Thanks to a new improved tool, marketers now have a smarter way to segment consumers. But will it really make a difference?
Last month, when the latest Indian Readership Survey rolled out to all major advertisers and media groups, not too many people outside the marketing community may have realised its significance. The latest round of reports carry a whole new way of classifying consumers—something that the industry has been grappling with for more than a decade. With this new system in place, marketers hope to segment consumers a lot more sharply—and target their offerings better. Except that not everyone agrees with that assessment. But we’ll get to that in a bit.
First, what’s changed? Since the mid-80s, Indian marketers and media planners had relied on a socio-economic classification (SEC) system as an important aid in helping them decide on marketing strategy and budget allocations. The SEC’s main aim: To segment consumers based on the education and occupation of the chief wage earner in the household. Marketers were left with eight classes of urban and rural consumers. As these classes had varying spending habits, it served as a good barometer for companies that had goods and services to sell.
The consumer landscape started to change dramatically in the post-liberalisation years. It increasingly became clear to the marketing fraternity that education and occupation were often not the best indicators of income. For one, those at the upper end tended to understate their income in contrast to those at the lower, who overstated their income. Also, the system had separate gauges for urban and rural India. By the early 2000s, it became apparent that urban and rural consumers had more or less the same aspirations.
Besides, there was a need for greater discrimination amongst top tier consumers. For instance, a marketer looking to sell a Mercedes would often find a potential Vento buyer grouped under the same class as a potential Mercedes buyer. “As affluence increases you need more granularity, as that would help marketers decide (how to allocate budgets),” explains Lloyd Mathias, past chairman of the Media Research Users Council and one of the prime movers behind the new SEC system. Finally, new occupations—like call centre workers, techies and actuaries started to spring up—which weren’t factored in the old method of collecting consumer data.

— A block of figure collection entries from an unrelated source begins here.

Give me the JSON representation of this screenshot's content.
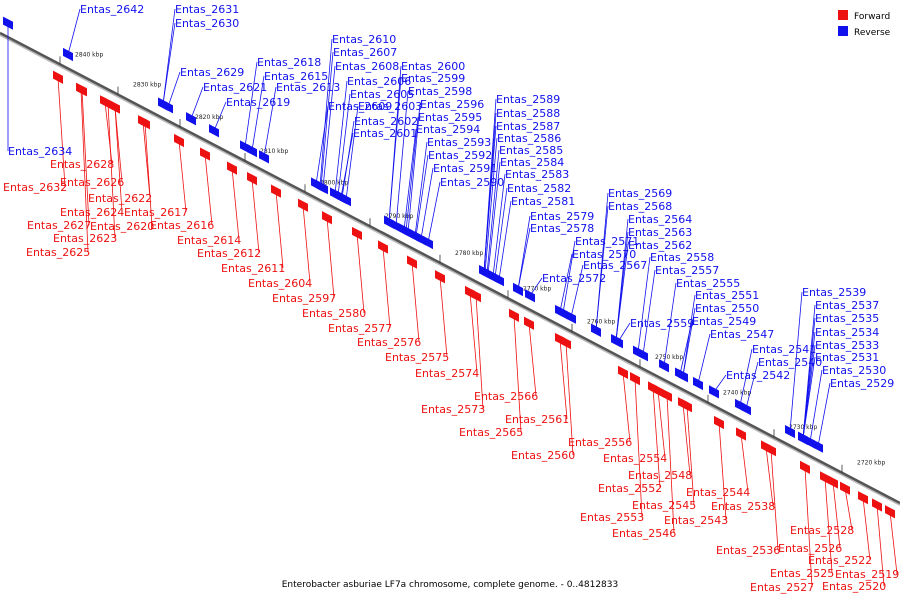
{
  "legend": {
    "forward_label": "Forward",
    "reverse_label": "Reverse",
    "forward_color": "#ee1111",
    "reverse_color": "#1111ee"
  },
  "caption": "Enterobacter asburiae LF7a chromosome, complete genome. - 0..4812833",
  "ticks": [
    "2840 kbp",
    "2830 kbp",
    "2820 kbp",
    "2810 kbp",
    "2800 kbp",
    "2790 kbp",
    "2780 kbp",
    "2770 kbp",
    "2760 kbp",
    "2750 kbp",
    "2740 kbp",
    "2730 kbp",
    "2720 kbp"
  ],
  "genes": [
    {
      "name": "Entas_2642",
      "strand": "reverse"
    },
    {
      "name": "Entas_2631",
      "strand": "reverse"
    },
    {
      "name": "Entas_2630",
      "strand": "reverse"
    },
    {
      "name": "Entas_2629",
      "strand": "reverse"
    },
    {
      "name": "Entas_2621",
      "strand": "reverse"
    },
    {
      "name": "Entas_2619",
      "strand": "reverse"
    },
    {
      "name": "Entas_2618",
      "strand": "reverse"
    },
    {
      "name": "Entas_2615",
      "strand": "reverse"
    },
    {
      "name": "Entas_2613",
      "strand": "reverse"
    },
    {
      "name": "Entas_2610",
      "strand": "reverse"
    },
    {
      "name": "Entas_2607",
      "strand": "reverse"
    },
    {
      "name": "Entas_2608",
      "strand": "reverse"
    },
    {
      "name": "Entas_2606",
      "strand": "reverse"
    },
    {
      "name": "Entas_2605",
      "strand": "reverse"
    },
    {
      "name": "Entas_2609",
      "strand": "reverse"
    },
    {
      "name": "Entas_2603",
      "strand": "reverse"
    },
    {
      "name": "Entas_2602",
      "strand": "reverse"
    },
    {
      "name": "Entas_2601",
      "strand": "reverse"
    },
    {
      "name": "Entas_2600",
      "strand": "reverse"
    },
    {
      "name": "Entas_2599",
      "strand": "reverse"
    },
    {
      "name": "Entas_2598",
      "strand": "reverse"
    },
    {
      "name": "Entas_2596",
      "strand": "reverse"
    },
    {
      "name": "Entas_2595",
      "strand": "reverse"
    },
    {
      "name": "Entas_2594",
      "strand": "reverse"
    },
    {
      "name": "Entas_2593",
      "strand": "reverse"
    },
    {
      "name": "Entas_2592",
      "strand": "reverse"
    },
    {
      "name": "Entas_2591",
      "strand": "reverse"
    },
    {
      "name": "Entas_2590",
      "strand": "reverse"
    },
    {
      "name": "Entas_2589",
      "strand": "reverse"
    },
    {
      "name": "Entas_2588",
      "strand": "reverse"
    },
    {
      "name": "Entas_2587",
      "strand": "reverse"
    },
    {
      "name": "Entas_2586",
      "strand": "reverse"
    },
    {
      "name": "Entas_2585",
      "strand": "reverse"
    },
    {
      "name": "Entas_2584",
      "strand": "reverse"
    },
    {
      "name": "Entas_2583",
      "strand": "reverse"
    },
    {
      "name": "Entas_2582",
      "strand": "reverse"
    },
    {
      "name": "Entas_2581",
      "strand": "reverse"
    },
    {
      "name": "Entas_2579",
      "strand": "reverse"
    },
    {
      "name": "Entas_2578",
      "strand": "reverse"
    },
    {
      "name": "Entas_2572",
      "strand": "reverse"
    },
    {
      "name": "Entas_2571",
      "strand": "reverse"
    },
    {
      "name": "Entas_2570",
      "strand": "reverse"
    },
    {
      "name": "Entas_2569",
      "strand": "reverse"
    },
    {
      "name": "Entas_2568",
      "strand": "reverse"
    },
    {
      "name": "Entas_2567",
      "strand": "reverse"
    },
    {
      "name": "Entas_2564",
      "strand": "reverse"
    },
    {
      "name": "Entas_2563",
      "strand": "reverse"
    },
    {
      "name": "Entas_2562",
      "strand": "reverse"
    },
    {
      "name": "Entas_2559",
      "strand": "reverse"
    },
    {
      "name": "Entas_2558",
      "strand": "reverse"
    },
    {
      "name": "Entas_2557",
      "strand": "reverse"
    },
    {
      "name": "Entas_2555",
      "strand": "reverse"
    },
    {
      "name": "Entas_2551",
      "strand": "reverse"
    },
    {
      "name": "Entas_2550",
      "strand": "reverse"
    },
    {
      "name": "Entas_2549",
      "strand": "reverse"
    },
    {
      "name": "Entas_2547",
      "strand": "reverse"
    },
    {
      "name": "Entas_2542",
      "strand": "reverse"
    },
    {
      "name": "Entas_2541",
      "strand": "reverse"
    },
    {
      "name": "Entas_2540",
      "strand": "reverse"
    },
    {
      "name": "Entas_2539",
      "strand": "reverse"
    },
    {
      "name": "Entas_2537",
      "strand": "reverse"
    },
    {
      "name": "Entas_2535",
      "strand": "reverse"
    },
    {
      "name": "Entas_2534",
      "strand": "reverse"
    },
    {
      "name": "Entas_2533",
      "strand": "reverse"
    },
    {
      "name": "Entas_2531",
      "strand": "reverse"
    },
    {
      "name": "Entas_2530",
      "strand": "reverse"
    },
    {
      "name": "Entas_2529",
      "strand": "reverse"
    },
    {
      "name": "Entas_2634",
      "strand": "reverse"
    },
    {
      "name": "Entas_2628",
      "strand": "forward"
    },
    {
      "name": "Entas_2632",
      "strand": "forward"
    },
    {
      "name": "Entas_2626",
      "strand": "forward"
    },
    {
      "name": "Entas_2622",
      "strand": "forward"
    },
    {
      "name": "Entas_2624",
      "strand": "forward"
    },
    {
      "name": "Entas_2617",
      "strand": "forward"
    },
    {
      "name": "Entas_2627",
      "strand": "forward"
    },
    {
      "name": "Entas_2620",
      "strand": "forward"
    },
    {
      "name": "Entas_2616",
      "strand": "forward"
    },
    {
      "name": "Entas_2623",
      "strand": "forward"
    },
    {
      "name": "Entas_2614",
      "strand": "forward"
    },
    {
      "name": "Entas_2625",
      "strand": "forward"
    },
    {
      "name": "Entas_2612",
      "strand": "forward"
    },
    {
      "name": "Entas_2611",
      "strand": "forward"
    },
    {
      "name": "Entas_2604",
      "strand": "forward"
    },
    {
      "name": "Entas_2597",
      "strand": "forward"
    },
    {
      "name": "Entas_2580",
      "strand": "forward"
    },
    {
      "name": "Entas_2577",
      "strand": "forward"
    },
    {
      "name": "Entas_2576",
      "strand": "forward"
    },
    {
      "name": "Entas_2575",
      "strand": "forward"
    },
    {
      "name": "Entas_2574",
      "strand": "forward"
    },
    {
      "name": "Entas_2566",
      "strand": "forward"
    },
    {
      "name": "Entas_2573",
      "strand": "forward"
    },
    {
      "name": "Entas_2561",
      "strand": "forward"
    },
    {
      "name": "Entas_2565",
      "strand": "forward"
    },
    {
      "name": "Entas_2556",
      "strand": "forward"
    },
    {
      "name": "Entas_2560",
      "strand": "forward"
    },
    {
      "name": "Entas_2554",
      "strand": "forward"
    },
    {
      "name": "Entas_2548",
      "strand": "forward"
    },
    {
      "name": "Entas_2552",
      "strand": "forward"
    },
    {
      "name": "Entas_2544",
      "strand": "forward"
    },
    {
      "name": "Entas_2545",
      "strand": "forward"
    },
    {
      "name": "Entas_2553",
      "strand": "forward"
    },
    {
      "name": "Entas_2543",
      "strand": "forward"
    },
    {
      "name": "Entas_2546",
      "strand": "forward"
    },
    {
      "name": "Entas_2538",
      "strand": "forward"
    },
    {
      "name": "Entas_2528",
      "strand": "forward"
    },
    {
      "name": "Entas_2536",
      "strand": "forward"
    },
    {
      "name": "Entas_2526",
      "strand": "forward"
    },
    {
      "name": "Entas_2522",
      "strand": "forward"
    },
    {
      "name": "Entas_2525",
      "strand": "forward"
    },
    {
      "name": "Entas_2519",
      "strand": "forward"
    },
    {
      "name": "Entas_2527",
      "strand": "forward"
    },
    {
      "name": "Entas_2520",
      "strand": "forward"
    }
  ]
}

There were many ways that the new, improved SEC measurement system could have been put in place. However, building consensus among the 100 advertisers, 40 corporations and 150 media companies, who make up 90 percent of India’s advertising spends, took a long time. Eventually, the committee comprising members from the Media Research Users' Council (MRUC) and Market Research Society of India (MRSI) decided to consider only the education of the chief wage earner, and not occupation. But instead, they added on new criteria: Ownership of, or access to, a set of 11 different items—ranging from electricity connection to air conditioner, from cellphones to washing machines—as an indicator of purchasing power (see graphic). “In a country with 1.2 billion people, you need to arrive at a common ground. Till such time as there is a better metric, the SEC is the best way to measure people’s consumption behaviour,” says Mathias.
There is a fatal flaw, though. “The flaw with the new system is an SEC system is meant to be a surrogate for income and income is meant to be a surrogate for purchasing power. So, the very things you want to predict the purchase of are the very things you are using for classifying the system,” says Rama Bijapurkar, independent market strategist. Simply put, the system could be a good predictor for things that are not already included in the system. So, a time-share firm could use it to predict the kind of people who will buy time share holidays. But conceptually, it may not be possible to use the SEC system which already takes on board current car ownership and use the data for future car purchase behaviour, adds Bijapurkar.
There is one other prickly issue: Consumers tend to change their durable ownership patterns every three or four years. In fact, unlike the earlier system, the plan this time is to update the list of durables every two years so that it reflects the new spending habits. The fall-out: Long-term historical comparisons are ruled out. Nandini Dias, chief operating officer of Lodestar Universal, a media buying agency, says that while she and her clients are excited about the new system, she’d be unable to make historical comparisons that are important for her clients. “The last system allowed me to do a 10-year comparison but the new system does not allow me to do that as 10 years later the gadgets might change,” she says.
For the more pragmatic marketers though, the introduction of the new SEC system may not have much significance. They’ve already built robust, in-house models that are far more sophisticated than the current SEC system. For instance, under the leadership of research whiz BV Pradeep, Hindustan Unilever has among the most extensive systems to understand consumers. Its Living Standard Measurement (LSM) segments customers into 18 LSM segments on the basis of 25 parameters such as income, education, durables ownership, media consumption, entertainment preferences, et al. Unilever now uses this system across the world.
It remains to be now seen how other marketers use the SEC system. But one thing is for sure: Given the pace of change across consumer India, it is very unlikely that this new SEC classification will enjoy as long a run as its earlier avatar.